Slowly we’ve come to realise that the key to challenging this behaviour is not taking an aggressive position ourselves, but instead empowering students to assert their right to choose where their money is spent. We’ve already witnessed how effective this can be, as Glasgow Caledonian University this year dropped their graduation fees in response to student pressure. The first step has been to raise awareness of this issue among students, through engaging with student media, student societies and participating in discussions on social channels. Secondly, by being honest with our customers about the challenges we’ve faced and the benefits we want to offer them, we have turned them into advocates who are prepared to challenge their universities if they are pushed towards established suppliers.
The Personal Touch
It hasn’t all been disruption, however. There’s one part of our business where taking a more old-fashioned approach has trumped innovation: customer service. When we first launched the site we were overjoyed at the level of website traffic we were achieving, but disappointed with how few site visitors converted to customers. In a bid to find out what was turning site visitors off, we opened up all channels of communication we could think of: we installed an on-site chat function (that came through to our team, rather than a robot!), made our phone numbers public and engaged in dialogue with customers on social media. Immediately we discovered a recurring concern was that we were not a long-established supplier and we were able to take steps to address this, transforming our conversion data in a matter of weeks!

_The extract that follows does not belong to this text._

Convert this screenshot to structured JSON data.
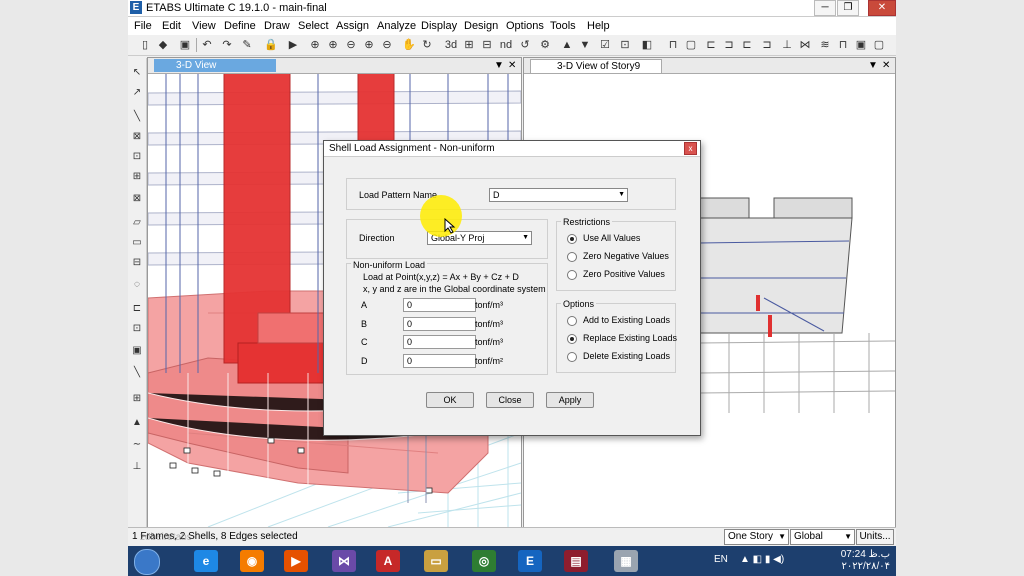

We suspected students were turning to their peers for advice and, by opening up communication, we were able to become that voice of reassurance and allay any concerns just at the point at which we would otherwise have lost the sale. If I was to offer one piece of advice to other new businesses it would be this: don’t hide behind your website! Remember your customers are human and, if they realise that you are too, that goes a long way to building a lasting relationship.